Gemütlichkeit am Ort des Schreckens

Filmemacherin Andrea Behrendt dokumentiert die Geschichte eines Berliner Arbeitshauses
»Individuell eingerichtete, ehemalige Zellen, teilweise mit Wasserblick, und wohltuende Ruhe erwarten Sie abends nach Ihren Entdeckungstouren durch die lebendige Metropole«, heißt es auf der Homepage. Sie wirbt für das von Huberta Bettex von Schenck geleitete »Andere Haus 8«. Eine Übernachtung kostet pro Bett 40 Euro.

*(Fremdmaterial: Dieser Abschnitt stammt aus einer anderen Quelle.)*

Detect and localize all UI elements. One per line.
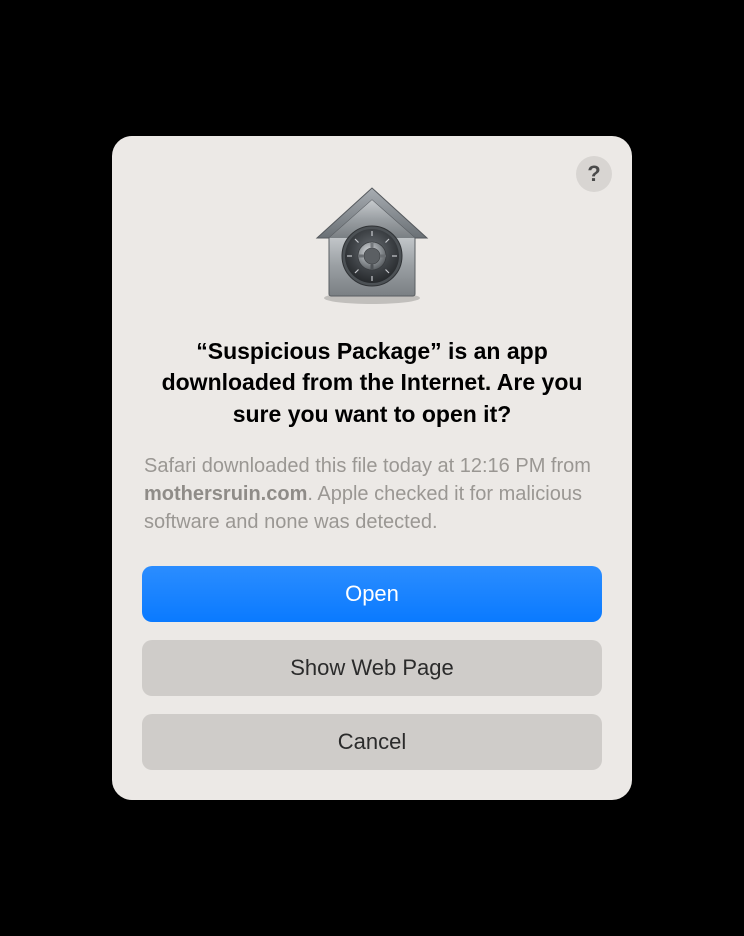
open-button[interactable]: Open — [142, 566, 602, 622]
show-web-page-button-label: Show Web Page — [290, 655, 453, 681]
security-house-icon — [307, 176, 437, 306]
help-button[interactable]: ? — [576, 156, 612, 192]
cancel-button-label: Cancel — [338, 729, 406, 755]
gatekeeper-dialog: ? — [112, 136, 632, 799]
subtitle-prefix: Safari downloaded this file today at 12:… — [144, 455, 591, 477]
open-button-label: Open — [345, 581, 399, 607]
subtitle-domain: mothersruin.com — [144, 483, 307, 505]
show-web-page-button[interactable]: Show Web Page — [142, 640, 602, 696]
dialog-title: “Suspicious Package” is an app downloade… — [142, 336, 602, 429]
help-icon: ? — [587, 161, 600, 187]
dialog-subtitle: Safari downloaded this file today at 12:… — [142, 452, 602, 536]
cancel-button[interactable]: Cancel — [142, 714, 602, 770]
dialog-icon-container — [142, 176, 602, 306]
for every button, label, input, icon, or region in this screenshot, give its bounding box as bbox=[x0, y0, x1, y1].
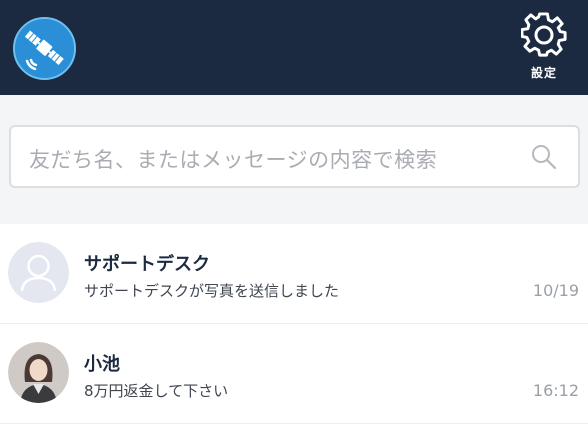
chat-row-koike[interactable]: 小池 8万円返金して下さい 16:12 bbox=[0, 324, 588, 424]
messenger-app: 設定 友だち名、またはメッセージの内容で検索 サポートデスク サポートデスクが写… bbox=[0, 0, 588, 424]
search-placeholder: 友だち名、またはメッセージの内容で検索 bbox=[29, 148, 438, 172]
chat-preview: 8万円返金して下さい bbox=[84, 382, 229, 400]
chat-name: サポートデスク bbox=[84, 254, 210, 275]
chat-time: 10/19 bbox=[532, 281, 579, 300]
chat-list: サポートデスク サポートデスクが写真を送信しました 10/19 小池 8万円返金… bbox=[0, 224, 588, 424]
search-icon[interactable] bbox=[530, 143, 558, 171]
chat-time: 16:12 bbox=[532, 381, 579, 400]
gear-icon bbox=[521, 12, 567, 57]
settings-label: 設定 bbox=[530, 66, 557, 80]
top-bar: 設定 bbox=[0, 0, 588, 95]
satellite-icon[interactable] bbox=[13, 17, 76, 80]
search-area: 友だち名、またはメッセージの内容で検索 bbox=[0, 95, 588, 224]
settings-button[interactable]: 設定 bbox=[514, 12, 574, 84]
default-person-icon bbox=[8, 242, 69, 303]
photo-avatar bbox=[8, 342, 69, 403]
chat-preview: サポートデスクが写真を送信しました bbox=[84, 282, 340, 300]
chat-row-support-desk[interactable]: サポートデスク サポートデスクが写真を送信しました 10/19 bbox=[0, 224, 588, 324]
chat-name: 小池 bbox=[84, 354, 120, 375]
search-input[interactable]: 友だち名、またはメッセージの内容で検索 bbox=[9, 125, 580, 188]
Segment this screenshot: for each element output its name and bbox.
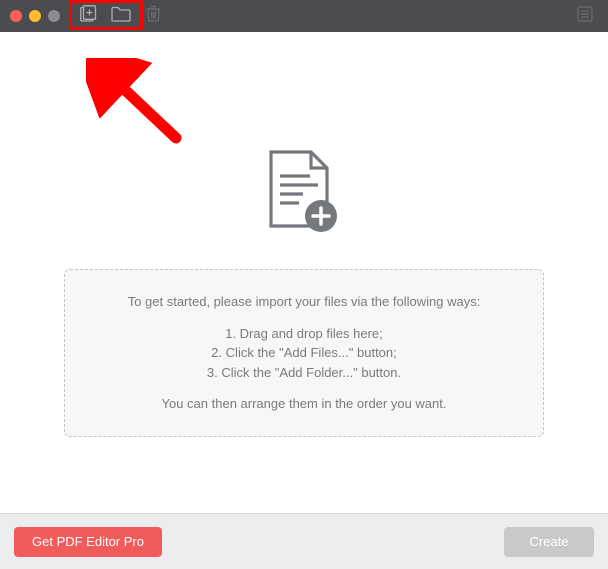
- delete-button: [140, 5, 166, 27]
- add-file-icon: [80, 5, 99, 27]
- annotation-arrow: [86, 58, 196, 163]
- list-icon: [577, 6, 593, 27]
- instructions-panel: To get started, please import your files…: [64, 269, 544, 437]
- content-area[interactable]: To get started, please import your files…: [0, 32, 608, 513]
- instructions-steps: 1. Drag and drop files here; 2. Click th…: [85, 324, 523, 383]
- footer: Get PDF Editor Pro Create: [0, 513, 608, 569]
- instructions-outro: You can then arrange them in the order y…: [85, 394, 523, 414]
- list-view-button: [572, 5, 598, 27]
- minimize-window-button[interactable]: [29, 10, 41, 22]
- traffic-lights: [10, 10, 60, 22]
- folder-icon: [111, 6, 131, 27]
- maximize-window-button[interactable]: [48, 10, 60, 22]
- instructions-intro: To get started, please import your files…: [85, 292, 523, 312]
- titlebar: [0, 0, 608, 32]
- add-files-button[interactable]: [76, 5, 102, 27]
- instructions-step1: 1. Drag and drop files here;: [225, 326, 383, 341]
- get-pro-button[interactable]: Get PDF Editor Pro: [14, 527, 162, 557]
- close-window-button[interactable]: [10, 10, 22, 22]
- add-folder-button[interactable]: [108, 5, 134, 27]
- toolbar: [76, 5, 166, 27]
- toolbar-right: [572, 0, 598, 32]
- create-button: Create: [504, 527, 594, 557]
- document-add-icon: [263, 148, 345, 245]
- trash-icon: [146, 5, 161, 27]
- app-window: To get started, please import your files…: [0, 0, 608, 569]
- instructions-step2: 2. Click the "Add Files..." button;: [211, 345, 397, 360]
- instructions-step3: 3. Click the "Add Folder..." button.: [207, 365, 401, 380]
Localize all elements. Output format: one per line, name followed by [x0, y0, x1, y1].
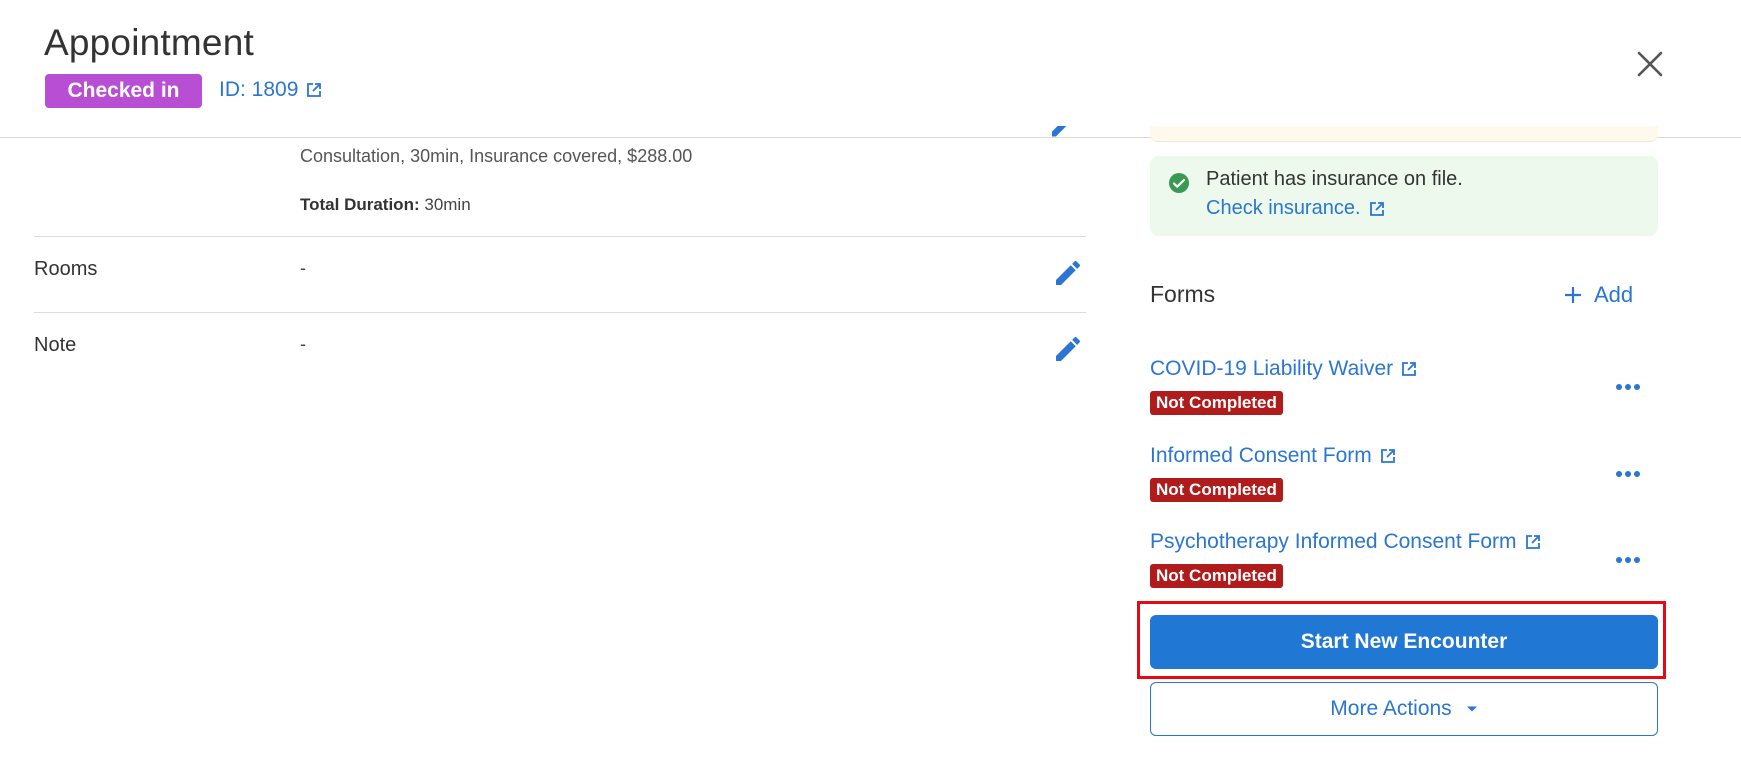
- form-name: COVID-19 Liability Waiver: [1150, 357, 1394, 380]
- add-form-label: Add: [1594, 282, 1634, 307]
- form-link[interactable]: Psychotherapy Informed Consent Form: [1150, 530, 1541, 554]
- form-status-badge: Not Completed: [1150, 391, 1283, 415]
- divider: [34, 312, 1086, 313]
- note-value: -: [300, 334, 306, 354]
- close-icon: [1637, 51, 1663, 77]
- appointment-id-link[interactable]: ID: 1809: [219, 78, 322, 102]
- pencil-icon: [1056, 336, 1081, 361]
- more-actions-button[interactable]: More Actions: [1150, 682, 1658, 736]
- form-link[interactable]: Informed Consent Form: [1150, 444, 1396, 468]
- form-item: Psychotherapy Informed Consent Form Not …: [1150, 530, 1650, 600]
- form-link[interactable]: COVID-19 Liability Waiver: [1150, 357, 1417, 381]
- form-item: COVID-19 Liability Waiver Not Completed: [1150, 357, 1650, 427]
- more-dot: [1634, 557, 1640, 563]
- check-insurance-link[interactable]: Check insurance.: [1206, 197, 1385, 220]
- more-dot: [1634, 384, 1640, 390]
- form-status-badge: Not Completed: [1150, 478, 1283, 502]
- rooms-label: Rooms: [34, 258, 98, 280]
- service-summary: Consultation, 30min, Insurance covered, …: [300, 146, 693, 166]
- appointment-id-label: ID: 1809: [219, 78, 299, 101]
- more-horizontal-icon: [1616, 384, 1622, 390]
- more-actions-label: More Actions: [1330, 697, 1452, 720]
- rooms-value: -: [300, 258, 306, 278]
- pencil-icon: [1056, 260, 1081, 285]
- appointment-panel: Appointment Checked in ID: 1809 Consulta…: [0, 0, 1741, 770]
- caret-down-icon: [1466, 706, 1477, 712]
- divider: [34, 236, 1086, 237]
- total-duration: Total Duration: 30min: [300, 195, 471, 215]
- form-status-badge: Not Completed: [1150, 564, 1283, 588]
- more-dot: [1634, 471, 1640, 477]
- pencil-icon: [1052, 126, 1067, 137]
- external-link-icon: [1402, 362, 1417, 376]
- rooms-edit-button[interactable]: [1051, 256, 1085, 290]
- external-link-icon: [1525, 535, 1540, 549]
- more-dot: [1625, 471, 1631, 477]
- status-badge: Checked in: [45, 74, 202, 108]
- form-more-button[interactable]: [1612, 375, 1644, 399]
- total-duration-label: Total Duration:: [300, 195, 420, 214]
- more-dot: [1625, 557, 1631, 563]
- check-circle-icon: [1169, 173, 1189, 193]
- appointment-header: Appointment Checked in ID: 1809: [0, 0, 1741, 138]
- more-horizontal-icon: [1616, 471, 1622, 477]
- total-duration-value: 30min: [424, 195, 471, 214]
- external-link-icon: [1369, 201, 1384, 216]
- note-label: Note: [34, 334, 77, 356]
- insurance-notice: Patient has insurance on file. Check ins…: [1150, 156, 1658, 236]
- add-form-button[interactable]: Add: [1564, 281, 1633, 309]
- external-link-icon: [307, 83, 322, 97]
- more-horizontal-icon: [1616, 557, 1622, 563]
- external-link-icon: [1380, 449, 1395, 463]
- forms-section-title: Forms: [1150, 281, 1216, 307]
- service-edit-button[interactable]: [1052, 126, 1072, 144]
- page-title: Appointment: [44, 22, 254, 63]
- form-name: Psychotherapy Informed Consent Form: [1150, 530, 1517, 553]
- check-insurance-label: Check insurance.: [1206, 197, 1361, 219]
- plus-icon: [1565, 287, 1581, 303]
- note-edit-button[interactable]: [1051, 332, 1085, 366]
- form-more-button[interactable]: [1612, 548, 1644, 572]
- more-dot: [1625, 384, 1631, 390]
- form-name: Informed Consent Form: [1150, 444, 1372, 467]
- alert-box-edge: [1150, 126, 1658, 142]
- insurance-message: Patient has insurance on file.: [1206, 168, 1463, 190]
- close-button[interactable]: [1632, 46, 1668, 82]
- start-new-encounter-button[interactable]: Start New Encounter: [1150, 615, 1658, 669]
- form-more-button[interactable]: [1612, 462, 1644, 486]
- form-item: Informed Consent Form Not Completed: [1150, 444, 1650, 514]
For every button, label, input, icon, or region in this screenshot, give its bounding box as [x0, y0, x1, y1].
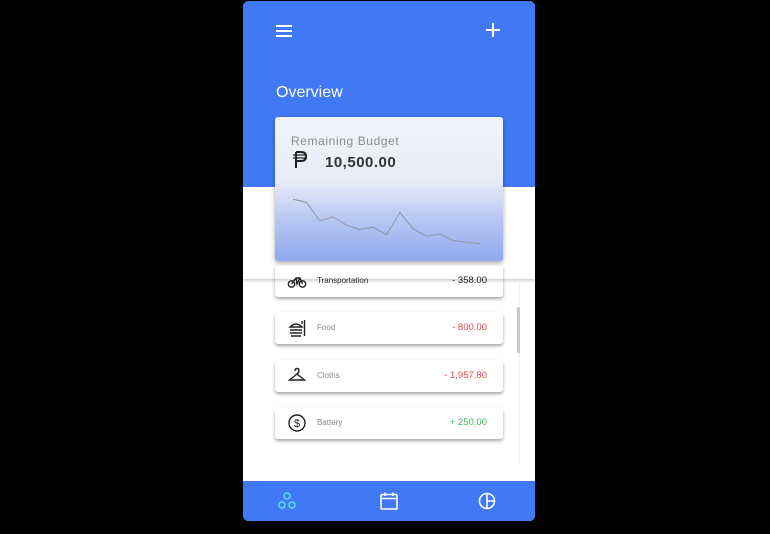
- trend-line: [292, 198, 481, 245]
- add-icon[interactable]: [484, 21, 502, 39]
- bottom-nav: [243, 481, 535, 521]
- list-item-amount: - 800.00: [452, 322, 487, 333]
- list-item-food[interactable]: Food - 800.00: [275, 312, 503, 344]
- calendar-icon[interactable]: [379, 491, 399, 511]
- budget-value: 10,500.00: [325, 154, 397, 171]
- page-title: Overview: [276, 84, 343, 101]
- app-screen: Overview Transportation - 358.00 Food - …: [243, 1, 535, 521]
- hanger-icon: [287, 367, 307, 381]
- list-item-amount: - 1,957.80: [444, 370, 487, 381]
- overview-icon[interactable]: [277, 491, 297, 511]
- list-item-label: Cloths: [317, 371, 340, 380]
- pie-chart-icon[interactable]: [477, 491, 497, 511]
- svg-text:$: $: [294, 418, 300, 430]
- scrollbar[interactable]: [517, 307, 520, 353]
- list-item-label: Battery: [317, 418, 343, 427]
- budget-label: Remaining Budget: [291, 134, 400, 148]
- divider-shadow: [243, 279, 535, 283]
- list-item-amount: + 250.00: [449, 417, 487, 428]
- peso-icon: [293, 151, 308, 168]
- burger-icon: [288, 320, 306, 337]
- menu-icon[interactable]: [276, 24, 294, 38]
- list-item-battery[interactable]: $ Battery + 250.00: [275, 407, 503, 439]
- dollar-icon: $: [288, 414, 306, 432]
- list-item-cloths[interactable]: Cloths - 1,957.80: [275, 360, 503, 392]
- budget-card[interactable]: Remaining Budget 10,500.00: [275, 117, 503, 261]
- list-item-label: Food: [317, 323, 336, 332]
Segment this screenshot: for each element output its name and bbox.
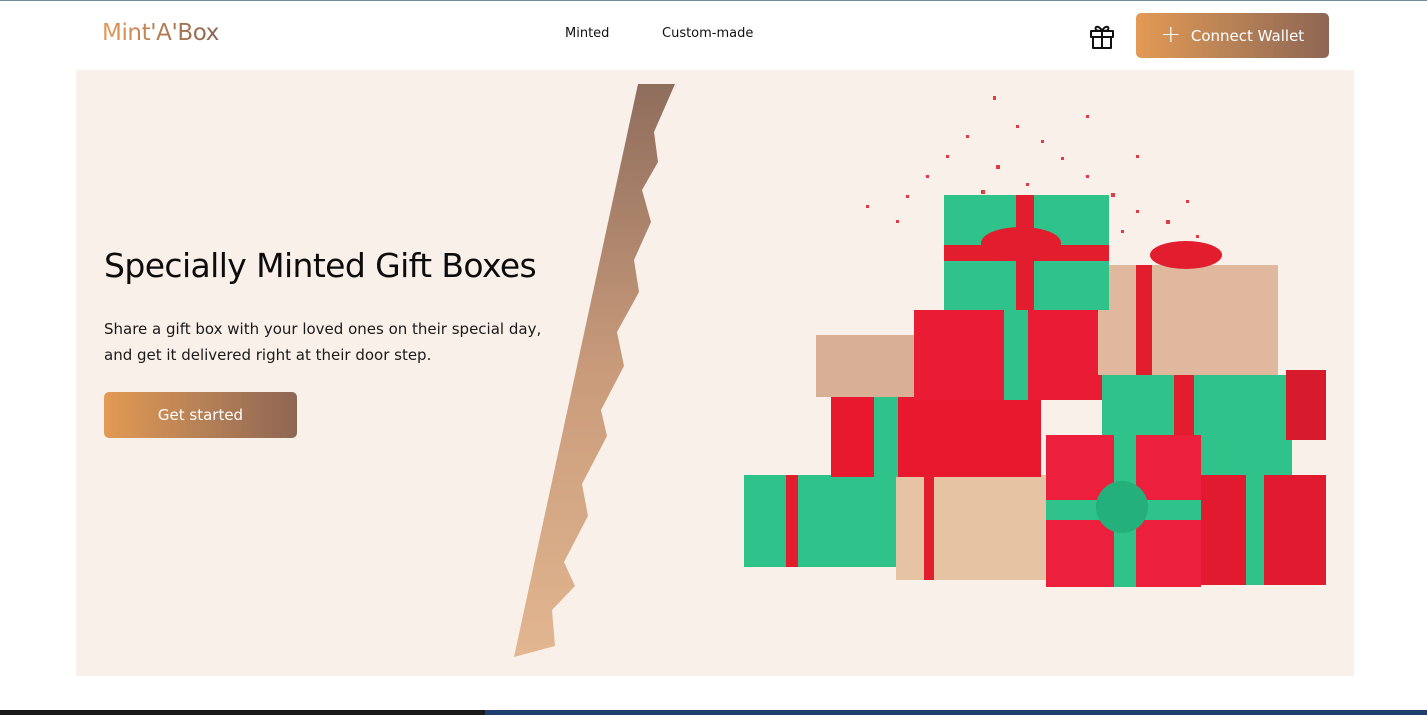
nav-link-minted[interactable]: Minted [565,26,609,41]
logo[interactable]: Mint'A'Box [102,20,219,46]
gift-boxes-illustration [744,96,1326,587]
hero-description: Share a gift box with your loved ones on… [104,320,542,364]
connect-wallet-button[interactable]: + Connect Wallet [1136,13,1329,58]
gift-icon[interactable] [1087,21,1117,51]
hero-banner: Specially Minted Gift Boxes Share a gift… [76,70,1354,676]
plus-icon: + [1160,20,1181,48]
site-header: Mint'A'Box Minted Custom-made + Connect … [0,1,1427,70]
nav-link-custom-made[interactable]: Custom-made [662,26,753,41]
connect-wallet-label: Connect Wallet [1190,26,1305,45]
get-started-button[interactable]: Get started [104,392,297,438]
hero-title: Specially Minted Gift Boxes [104,246,537,285]
taskbar-strip [0,710,1427,715]
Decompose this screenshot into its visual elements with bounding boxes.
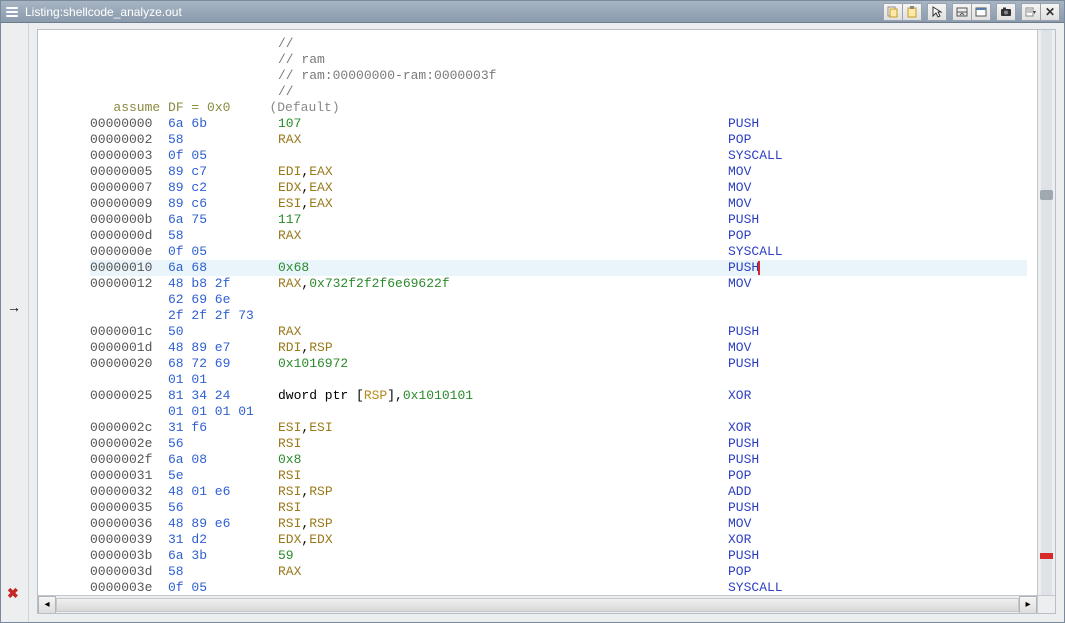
paste-icon[interactable] — [902, 3, 922, 21]
snapshot-icon[interactable] — [971, 3, 991, 21]
cursor-icon[interactable] — [927, 3, 947, 21]
listing-wrap: //// ram// ram:00000000-ram:0000003f// a… — [29, 23, 1064, 622]
overview-thumb[interactable] — [1040, 190, 1053, 200]
title-prefix: Listing: — [25, 5, 63, 19]
menu-icon[interactable] — [1021, 3, 1041, 21]
horizontal-scrollbar[interactable]: ◂ ▸ — [38, 595, 1037, 613]
disassembly-body[interactable]: //// ram// ram:00000000-ram:0000003f// a… — [38, 30, 1037, 595]
listing-panel: Listing: shellcode_analyze.out ✕ → ✖ ///… — [0, 0, 1065, 623]
close-icon[interactable]: ✕ — [1040, 3, 1060, 21]
scroll-left-icon[interactable]: ◂ — [38, 596, 56, 614]
arrow-marker-icon: → — [7, 299, 21, 315]
titlebar[interactable]: Listing: shellcode_analyze.out ✕ — [1, 1, 1064, 23]
content-area: → ✖ //// ram// ram:00000000-ram:0000003f… — [1, 23, 1064, 622]
titlebar-actions: ✕ — [884, 3, 1060, 21]
hscroll-track[interactable] — [56, 598, 1019, 612]
scroll-right-icon[interactable]: ▸ — [1019, 596, 1037, 614]
panel-toggle-icon[interactable] — [952, 3, 972, 21]
camera-icon[interactable] — [996, 3, 1016, 21]
listing-icon — [5, 5, 19, 19]
overview-error-mark — [1040, 553, 1053, 559]
copy-icon[interactable] — [883, 3, 903, 21]
error-marker-icon: ✖ — [7, 585, 19, 602]
title-filename: shellcode_analyze.out — [63, 5, 182, 19]
left-gutter: → ✖ — [1, 23, 29, 622]
hscroll-thumb[interactable] — [57, 599, 1018, 611]
listing-viewport[interactable]: //// ram// ram:00000000-ram:0000003f// a… — [37, 29, 1056, 614]
scroll-corner — [1037, 595, 1055, 613]
overview-ruler[interactable] — [1037, 30, 1055, 595]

 Interessierte erfahren per Internet, dass sich in dem Gebäude ein »Arresthaus für männliche Corrigenden« befunden habe. Ein wenig bekannter Begriff für das zentrale Berliner Arbeitshaus, das 1876 – damals weit außerhalb der Stadt – in Rummelsburg errichtet wurde.

Es sei ein Ort des Schreckens für Tausende gewesen, erklärte der Berliner Historiker Thomas Ulmer. Er setzt sich dafür ein, dass in dem noch erhaltenen Gebäude an der Rummelsburger Bbucht ein Erinnerungsort für die als asozial verfolgten Menschen entsteht Die Berliner Filmemacherin Andrea Behrendt hat mit ihrem Kurzfilm »arbeitsscheu-abnormal-asozial – Zur Geschichte der Berliner Arbeitshäuser« einen wichtigen Beitrag zu dieser Auseinandersetzung geliefert.

Sie lässt neben der Hotelbesitzerin Huberta Bettex von Schenck und dem Historiker Thomas Ulmer auch Anne Allex vom Arbeitskreis »Marginalisierte – gestern und heute« zu Wort kommen. Dort haben sich Erwerbslose und kritische Wissenschaftler zusammengeschlossen, die die Stigmatisierung und Verfolgung sogenannter Asozialer aufarbeiten.

»Oft hat es sich um Menschen gehandelt, die mit ihrem Lebensentwurf in der Gesellschaft aneckten und deswegen Verfolgung erleiden mussten«, betont Allex. Am Beispiel des Berliner Arbeitshauses lässt sich gut aufzeigen, dass diese Verfolgung während der NS-Zeit verschärft, nach 1945 aber in beiden Teilen Deutschlands nicht beendet wurde. Aber unter den Nazis wurden die Bedingungen für die Insassen des Arbeitshauses enorm verschlimmerte zahlreiche Menschen wurden von dort in weitere Gefängnisse und Konzentrationslager eingeliefert.

Der AK Marginalisierte will in dem noch erhaltenen Gebäude des ehemaligen Arbeitshauses einen Erinnerungsort für die als asozial Verfolgten errichten. Durch Kundgebungen, Bücher, Broschüren sowie eine Ausstellung im Stadtmuseum Lichtenberg wurde die fast vergessene Geschichte des Arbeitshauses einer größeren Öffentlichkeit bekannt.

Doch selbst eine Gedenktafel ist an dem Gebäude des ehemaligen Arbeitshauses bisher nicht angebracht. Mittlerweile ist die Rummelsburger Bucht ein begehrtes Wohngebiet geworden. Townhäuser für die wohlhabende Mittelklasse sind dort sehr begehrt. In ein solches Umfeld passt ein spezielles Hotel wie das »Andere Haus 8« besser als ein Erinnerungsort für Asoziale.

Die Initiative wird aber nicht aufgeben. Andrea Behrendts Film ist dabei eine gute Unterstützung. Der Künstlerin gelingt in knapp 30 Minuten ein kurzweiliger Überblick über die Geschichte des Berliner Arbeitshaus und die Stigmatisierung einer ganzen Bevölkerungsgruppe, die auch ohne Arbeitshäuser bis heute nicht beendet ist.